One critic of the film proclaimed the title song by Ry Cooder (“Across the Borderline”) too guilty of underlining the film’s posture as a leftist cinematic tract. But look carefully at the lyrics now to see that, in fact, they are ingenious enough to be read as a message that might actually be agreed upon by both of the warring factions engaged in today’s political debate:
There’s a land, so I’ve been told
Every street is paved with gold
And it’s just across the borderline
And when it’s time to take your turn
Here’s a lesson you must learn
You could lose more than you ever hope to find
And when you reach the broken promised land
Every dream slips though your hand
Then you’ll know it’s too late to change your mind
‘Cause you pay the price to come this far
Just to wind up where you are
And you’re still just across the borderline
Recently, I heard conservative documentary filmmaker Dennis Michael Lynch opine on a Philadelphia morning radio program that the clear evidence for a conspiracy to transform this country for the worse from within was to be found in the fact that his local high school, for the first time, would be playing soccer as its homecoming game rather than football.

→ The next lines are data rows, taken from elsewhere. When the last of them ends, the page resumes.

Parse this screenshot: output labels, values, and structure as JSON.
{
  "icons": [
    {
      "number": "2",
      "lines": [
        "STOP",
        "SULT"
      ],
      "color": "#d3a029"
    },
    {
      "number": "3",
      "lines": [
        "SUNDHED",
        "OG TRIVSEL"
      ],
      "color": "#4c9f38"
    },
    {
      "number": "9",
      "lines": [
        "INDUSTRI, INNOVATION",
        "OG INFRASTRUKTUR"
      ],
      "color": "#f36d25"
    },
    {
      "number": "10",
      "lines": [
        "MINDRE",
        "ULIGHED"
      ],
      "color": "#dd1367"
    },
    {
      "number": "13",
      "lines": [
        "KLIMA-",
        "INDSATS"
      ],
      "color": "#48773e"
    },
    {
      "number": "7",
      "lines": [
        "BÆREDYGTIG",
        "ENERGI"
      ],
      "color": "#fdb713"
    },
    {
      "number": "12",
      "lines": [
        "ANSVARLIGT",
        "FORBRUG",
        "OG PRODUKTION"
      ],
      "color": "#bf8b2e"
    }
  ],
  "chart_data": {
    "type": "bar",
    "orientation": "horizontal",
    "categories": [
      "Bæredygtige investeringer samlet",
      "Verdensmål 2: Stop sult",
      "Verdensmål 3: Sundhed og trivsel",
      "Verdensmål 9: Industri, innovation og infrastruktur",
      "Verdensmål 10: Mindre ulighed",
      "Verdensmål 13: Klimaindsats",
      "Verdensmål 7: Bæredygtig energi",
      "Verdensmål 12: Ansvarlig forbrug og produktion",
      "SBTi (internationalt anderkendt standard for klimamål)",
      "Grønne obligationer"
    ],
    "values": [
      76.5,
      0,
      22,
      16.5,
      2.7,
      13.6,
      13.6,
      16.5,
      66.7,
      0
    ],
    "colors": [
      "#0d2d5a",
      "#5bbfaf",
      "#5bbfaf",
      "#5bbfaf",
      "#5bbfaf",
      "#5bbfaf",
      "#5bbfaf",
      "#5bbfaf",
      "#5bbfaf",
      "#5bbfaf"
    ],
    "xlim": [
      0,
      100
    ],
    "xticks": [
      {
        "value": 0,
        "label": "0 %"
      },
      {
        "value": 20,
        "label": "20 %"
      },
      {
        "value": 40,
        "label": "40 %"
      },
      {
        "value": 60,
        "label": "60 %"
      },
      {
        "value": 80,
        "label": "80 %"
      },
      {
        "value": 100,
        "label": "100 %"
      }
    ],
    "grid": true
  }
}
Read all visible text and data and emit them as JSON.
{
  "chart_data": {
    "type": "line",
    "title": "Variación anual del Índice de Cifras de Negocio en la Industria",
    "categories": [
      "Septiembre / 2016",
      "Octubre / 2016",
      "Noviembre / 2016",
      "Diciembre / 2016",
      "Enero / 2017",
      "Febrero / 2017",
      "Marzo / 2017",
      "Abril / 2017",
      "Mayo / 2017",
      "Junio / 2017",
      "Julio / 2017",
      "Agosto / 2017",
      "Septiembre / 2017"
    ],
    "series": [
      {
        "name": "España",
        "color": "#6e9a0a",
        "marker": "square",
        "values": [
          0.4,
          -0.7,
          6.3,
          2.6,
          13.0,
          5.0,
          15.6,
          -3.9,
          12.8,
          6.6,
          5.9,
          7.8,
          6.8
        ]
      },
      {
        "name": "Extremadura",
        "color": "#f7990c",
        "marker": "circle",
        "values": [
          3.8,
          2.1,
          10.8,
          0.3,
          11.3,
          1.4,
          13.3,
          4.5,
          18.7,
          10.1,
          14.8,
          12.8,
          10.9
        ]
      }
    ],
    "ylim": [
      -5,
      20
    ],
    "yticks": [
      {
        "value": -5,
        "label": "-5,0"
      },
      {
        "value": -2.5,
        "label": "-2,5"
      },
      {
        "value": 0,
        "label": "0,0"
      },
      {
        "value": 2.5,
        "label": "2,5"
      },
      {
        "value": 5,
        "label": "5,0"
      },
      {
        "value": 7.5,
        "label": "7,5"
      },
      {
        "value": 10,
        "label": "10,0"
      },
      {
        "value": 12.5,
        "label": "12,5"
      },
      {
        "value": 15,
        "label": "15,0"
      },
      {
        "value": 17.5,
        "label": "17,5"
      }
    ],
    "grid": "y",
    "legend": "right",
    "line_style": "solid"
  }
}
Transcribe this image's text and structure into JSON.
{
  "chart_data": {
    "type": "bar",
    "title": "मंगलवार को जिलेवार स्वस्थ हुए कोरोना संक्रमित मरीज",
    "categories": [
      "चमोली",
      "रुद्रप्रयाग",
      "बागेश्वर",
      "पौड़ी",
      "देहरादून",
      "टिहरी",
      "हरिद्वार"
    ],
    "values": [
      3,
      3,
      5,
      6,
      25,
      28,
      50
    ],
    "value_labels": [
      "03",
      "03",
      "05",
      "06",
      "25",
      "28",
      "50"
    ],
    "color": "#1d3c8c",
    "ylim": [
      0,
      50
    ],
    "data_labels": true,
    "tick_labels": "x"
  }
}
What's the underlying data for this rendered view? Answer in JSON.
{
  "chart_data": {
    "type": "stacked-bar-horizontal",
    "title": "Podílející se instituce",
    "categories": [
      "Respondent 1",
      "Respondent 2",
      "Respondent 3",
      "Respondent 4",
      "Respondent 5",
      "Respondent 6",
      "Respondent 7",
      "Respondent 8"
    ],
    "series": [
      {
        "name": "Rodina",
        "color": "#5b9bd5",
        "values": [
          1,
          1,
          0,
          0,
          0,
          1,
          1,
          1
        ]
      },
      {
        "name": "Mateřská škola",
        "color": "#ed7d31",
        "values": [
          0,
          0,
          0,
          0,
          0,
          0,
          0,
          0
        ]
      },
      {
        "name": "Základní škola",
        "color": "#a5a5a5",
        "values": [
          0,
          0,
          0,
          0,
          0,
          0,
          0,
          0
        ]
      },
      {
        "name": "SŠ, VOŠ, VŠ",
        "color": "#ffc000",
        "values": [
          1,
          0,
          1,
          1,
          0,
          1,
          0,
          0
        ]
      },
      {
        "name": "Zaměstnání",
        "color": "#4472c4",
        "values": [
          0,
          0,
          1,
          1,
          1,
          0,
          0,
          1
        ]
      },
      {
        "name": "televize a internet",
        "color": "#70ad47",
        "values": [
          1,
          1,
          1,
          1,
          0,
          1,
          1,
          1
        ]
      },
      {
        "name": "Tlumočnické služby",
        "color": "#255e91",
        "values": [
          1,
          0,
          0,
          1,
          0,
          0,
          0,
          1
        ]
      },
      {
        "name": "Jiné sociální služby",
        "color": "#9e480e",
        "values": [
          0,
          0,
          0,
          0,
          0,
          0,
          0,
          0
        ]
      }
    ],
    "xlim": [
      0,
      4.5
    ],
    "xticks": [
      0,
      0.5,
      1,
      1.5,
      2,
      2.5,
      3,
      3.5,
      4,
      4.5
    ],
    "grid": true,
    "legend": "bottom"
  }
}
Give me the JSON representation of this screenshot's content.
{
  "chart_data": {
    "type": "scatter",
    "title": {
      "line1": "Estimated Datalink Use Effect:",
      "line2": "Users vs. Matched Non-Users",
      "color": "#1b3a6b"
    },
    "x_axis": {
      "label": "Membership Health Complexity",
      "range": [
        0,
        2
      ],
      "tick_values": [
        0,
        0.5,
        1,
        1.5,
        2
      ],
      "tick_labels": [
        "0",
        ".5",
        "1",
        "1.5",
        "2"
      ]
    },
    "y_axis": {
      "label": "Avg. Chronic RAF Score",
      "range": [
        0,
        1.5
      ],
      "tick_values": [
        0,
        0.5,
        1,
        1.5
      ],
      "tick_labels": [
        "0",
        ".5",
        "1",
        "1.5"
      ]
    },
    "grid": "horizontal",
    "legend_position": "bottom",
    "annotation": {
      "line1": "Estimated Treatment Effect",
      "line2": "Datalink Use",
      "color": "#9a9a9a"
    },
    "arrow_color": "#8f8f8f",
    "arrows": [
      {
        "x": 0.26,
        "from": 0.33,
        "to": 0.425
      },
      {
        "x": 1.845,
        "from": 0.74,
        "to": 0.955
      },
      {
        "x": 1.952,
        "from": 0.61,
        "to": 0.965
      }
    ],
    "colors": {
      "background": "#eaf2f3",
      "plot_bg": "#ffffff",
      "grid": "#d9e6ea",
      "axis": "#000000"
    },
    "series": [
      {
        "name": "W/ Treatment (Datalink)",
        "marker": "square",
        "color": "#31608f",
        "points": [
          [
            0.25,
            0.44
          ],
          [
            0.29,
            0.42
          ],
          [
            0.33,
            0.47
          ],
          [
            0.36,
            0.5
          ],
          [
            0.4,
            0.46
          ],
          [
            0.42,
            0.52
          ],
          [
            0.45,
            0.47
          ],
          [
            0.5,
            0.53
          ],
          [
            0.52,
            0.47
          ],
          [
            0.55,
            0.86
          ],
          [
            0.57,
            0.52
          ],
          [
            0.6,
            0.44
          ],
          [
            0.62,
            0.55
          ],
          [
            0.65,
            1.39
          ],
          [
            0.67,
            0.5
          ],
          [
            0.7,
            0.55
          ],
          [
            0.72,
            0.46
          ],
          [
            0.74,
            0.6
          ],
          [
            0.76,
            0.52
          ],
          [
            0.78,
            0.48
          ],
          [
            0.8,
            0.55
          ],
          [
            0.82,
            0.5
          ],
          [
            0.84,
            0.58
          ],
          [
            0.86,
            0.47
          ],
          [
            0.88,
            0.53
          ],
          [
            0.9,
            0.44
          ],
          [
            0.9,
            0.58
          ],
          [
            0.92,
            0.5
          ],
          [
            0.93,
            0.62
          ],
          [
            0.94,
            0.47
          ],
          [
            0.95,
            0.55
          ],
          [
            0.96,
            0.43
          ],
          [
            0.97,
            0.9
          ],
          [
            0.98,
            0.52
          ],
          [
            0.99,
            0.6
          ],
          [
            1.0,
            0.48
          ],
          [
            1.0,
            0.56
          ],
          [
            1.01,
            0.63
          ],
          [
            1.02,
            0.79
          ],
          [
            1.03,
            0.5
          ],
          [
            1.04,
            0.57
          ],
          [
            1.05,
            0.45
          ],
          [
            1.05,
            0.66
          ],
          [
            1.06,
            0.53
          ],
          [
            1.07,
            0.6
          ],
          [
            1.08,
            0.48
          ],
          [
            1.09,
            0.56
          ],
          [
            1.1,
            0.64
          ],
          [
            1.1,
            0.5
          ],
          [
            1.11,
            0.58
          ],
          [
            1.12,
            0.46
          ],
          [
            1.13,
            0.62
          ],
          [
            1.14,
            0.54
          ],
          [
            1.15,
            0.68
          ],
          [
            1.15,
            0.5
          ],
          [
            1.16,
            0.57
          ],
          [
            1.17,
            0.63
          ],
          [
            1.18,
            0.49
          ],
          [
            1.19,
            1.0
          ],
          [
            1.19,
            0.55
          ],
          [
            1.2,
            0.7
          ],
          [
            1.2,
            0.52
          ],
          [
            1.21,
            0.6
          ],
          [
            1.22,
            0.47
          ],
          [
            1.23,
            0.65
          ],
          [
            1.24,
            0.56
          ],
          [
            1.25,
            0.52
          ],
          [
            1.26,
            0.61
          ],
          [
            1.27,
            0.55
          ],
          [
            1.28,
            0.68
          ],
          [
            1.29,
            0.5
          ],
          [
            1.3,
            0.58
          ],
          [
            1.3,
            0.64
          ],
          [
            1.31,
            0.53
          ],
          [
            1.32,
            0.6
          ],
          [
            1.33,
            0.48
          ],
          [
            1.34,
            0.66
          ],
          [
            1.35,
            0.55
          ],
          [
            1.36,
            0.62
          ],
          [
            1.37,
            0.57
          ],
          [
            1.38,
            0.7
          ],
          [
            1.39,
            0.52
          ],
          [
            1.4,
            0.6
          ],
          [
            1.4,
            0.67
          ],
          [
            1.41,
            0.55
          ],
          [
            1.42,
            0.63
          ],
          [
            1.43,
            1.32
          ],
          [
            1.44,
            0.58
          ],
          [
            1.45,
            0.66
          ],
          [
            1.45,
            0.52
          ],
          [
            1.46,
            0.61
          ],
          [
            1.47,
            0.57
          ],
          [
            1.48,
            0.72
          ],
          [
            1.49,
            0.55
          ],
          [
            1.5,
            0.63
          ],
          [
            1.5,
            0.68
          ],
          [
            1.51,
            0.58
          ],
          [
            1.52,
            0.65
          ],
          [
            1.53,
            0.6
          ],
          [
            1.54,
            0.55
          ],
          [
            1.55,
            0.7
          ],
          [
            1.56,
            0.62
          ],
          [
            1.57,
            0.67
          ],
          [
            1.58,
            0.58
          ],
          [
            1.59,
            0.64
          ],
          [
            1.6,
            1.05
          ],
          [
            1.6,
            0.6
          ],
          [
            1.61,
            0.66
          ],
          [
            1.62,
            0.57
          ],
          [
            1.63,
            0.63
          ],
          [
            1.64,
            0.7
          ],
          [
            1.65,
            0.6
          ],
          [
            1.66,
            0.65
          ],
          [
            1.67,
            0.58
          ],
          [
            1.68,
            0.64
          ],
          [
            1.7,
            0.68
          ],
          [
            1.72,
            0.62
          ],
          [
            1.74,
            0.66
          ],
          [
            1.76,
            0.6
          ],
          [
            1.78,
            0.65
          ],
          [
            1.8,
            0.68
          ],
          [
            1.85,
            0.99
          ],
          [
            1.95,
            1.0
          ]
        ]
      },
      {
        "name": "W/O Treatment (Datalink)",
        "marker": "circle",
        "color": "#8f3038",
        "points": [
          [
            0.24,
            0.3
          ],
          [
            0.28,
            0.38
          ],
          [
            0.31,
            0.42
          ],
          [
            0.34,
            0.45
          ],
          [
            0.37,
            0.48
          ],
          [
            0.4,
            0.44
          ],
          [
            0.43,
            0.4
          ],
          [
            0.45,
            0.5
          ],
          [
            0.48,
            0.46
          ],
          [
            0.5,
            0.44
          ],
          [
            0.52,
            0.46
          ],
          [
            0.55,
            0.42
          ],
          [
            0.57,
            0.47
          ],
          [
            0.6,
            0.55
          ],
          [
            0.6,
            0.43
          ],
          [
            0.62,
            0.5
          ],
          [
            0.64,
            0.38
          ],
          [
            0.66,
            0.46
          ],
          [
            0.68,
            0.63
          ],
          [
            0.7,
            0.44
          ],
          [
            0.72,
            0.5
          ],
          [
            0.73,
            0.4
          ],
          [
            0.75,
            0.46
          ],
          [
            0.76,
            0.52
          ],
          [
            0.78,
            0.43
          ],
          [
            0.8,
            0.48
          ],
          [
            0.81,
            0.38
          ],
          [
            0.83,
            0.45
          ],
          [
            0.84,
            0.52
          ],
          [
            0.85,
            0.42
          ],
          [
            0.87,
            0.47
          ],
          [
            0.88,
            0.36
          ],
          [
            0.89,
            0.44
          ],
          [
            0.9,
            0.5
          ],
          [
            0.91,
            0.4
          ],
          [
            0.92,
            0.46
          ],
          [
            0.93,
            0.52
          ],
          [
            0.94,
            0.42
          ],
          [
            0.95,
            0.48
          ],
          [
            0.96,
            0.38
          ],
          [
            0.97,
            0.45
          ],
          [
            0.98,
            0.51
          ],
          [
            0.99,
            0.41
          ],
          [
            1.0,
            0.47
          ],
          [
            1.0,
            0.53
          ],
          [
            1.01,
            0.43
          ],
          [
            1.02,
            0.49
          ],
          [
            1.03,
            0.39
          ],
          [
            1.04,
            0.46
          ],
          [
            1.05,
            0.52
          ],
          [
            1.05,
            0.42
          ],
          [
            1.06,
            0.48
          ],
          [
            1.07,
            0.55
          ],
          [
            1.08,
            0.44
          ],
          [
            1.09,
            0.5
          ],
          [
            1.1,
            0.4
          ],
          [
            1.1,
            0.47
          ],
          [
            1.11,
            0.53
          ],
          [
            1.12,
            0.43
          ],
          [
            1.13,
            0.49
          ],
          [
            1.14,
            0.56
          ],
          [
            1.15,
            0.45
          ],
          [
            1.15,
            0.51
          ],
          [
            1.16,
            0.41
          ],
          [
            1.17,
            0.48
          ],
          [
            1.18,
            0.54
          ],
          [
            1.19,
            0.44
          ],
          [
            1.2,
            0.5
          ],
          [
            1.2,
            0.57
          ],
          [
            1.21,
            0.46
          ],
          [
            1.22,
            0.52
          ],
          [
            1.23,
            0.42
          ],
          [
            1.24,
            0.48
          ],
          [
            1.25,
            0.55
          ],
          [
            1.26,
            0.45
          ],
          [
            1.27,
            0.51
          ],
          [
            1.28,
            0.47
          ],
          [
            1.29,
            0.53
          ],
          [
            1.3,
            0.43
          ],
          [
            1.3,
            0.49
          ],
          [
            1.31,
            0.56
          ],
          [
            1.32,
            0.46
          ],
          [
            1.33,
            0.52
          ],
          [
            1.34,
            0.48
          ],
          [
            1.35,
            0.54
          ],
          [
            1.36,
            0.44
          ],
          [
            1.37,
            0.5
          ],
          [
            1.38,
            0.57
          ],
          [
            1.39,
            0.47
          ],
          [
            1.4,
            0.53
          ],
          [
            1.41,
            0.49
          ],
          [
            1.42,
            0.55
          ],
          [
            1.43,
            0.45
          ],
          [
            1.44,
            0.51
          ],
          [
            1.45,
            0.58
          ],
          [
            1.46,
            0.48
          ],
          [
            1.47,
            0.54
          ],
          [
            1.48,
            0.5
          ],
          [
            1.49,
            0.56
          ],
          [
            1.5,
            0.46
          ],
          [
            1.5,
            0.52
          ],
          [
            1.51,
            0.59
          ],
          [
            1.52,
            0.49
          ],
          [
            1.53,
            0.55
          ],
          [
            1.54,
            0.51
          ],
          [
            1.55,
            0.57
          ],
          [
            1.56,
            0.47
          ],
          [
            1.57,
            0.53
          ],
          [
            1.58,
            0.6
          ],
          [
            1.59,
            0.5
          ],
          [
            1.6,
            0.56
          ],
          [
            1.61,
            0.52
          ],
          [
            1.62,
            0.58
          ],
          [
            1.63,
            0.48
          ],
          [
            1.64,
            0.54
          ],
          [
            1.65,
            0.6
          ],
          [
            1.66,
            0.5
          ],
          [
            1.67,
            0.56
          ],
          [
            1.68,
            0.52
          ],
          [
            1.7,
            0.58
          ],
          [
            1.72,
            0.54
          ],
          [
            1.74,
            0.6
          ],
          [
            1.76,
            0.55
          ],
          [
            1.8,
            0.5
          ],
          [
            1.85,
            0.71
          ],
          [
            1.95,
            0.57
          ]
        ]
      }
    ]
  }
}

Soccer, he emphasized with mockery, and then lamented, without irony, that this represented an assault on the sacrifices of those who died on the battlefields of the American Revolution. And then, he shed crocodile tears of indignation that his positions on the issues could somehow be unfairly regarded as either heartless or motivated by racial animus. It was a fairly stunning set of remarks.
Revisiting Tony Richardson’s film The Border is a powerful riposte to that kind of inanity; it is a film that meditates on the problem of illegal immigration in a more mature fashion, and does so in ways that are vastly superior to and more nuanced than much of today’s angry, paranoid, and craven discourse—and it achieves that through the mechanics of a strongly character-based, formula thriller that boasts one of the most underrated performances given by one of our most treasured living actors.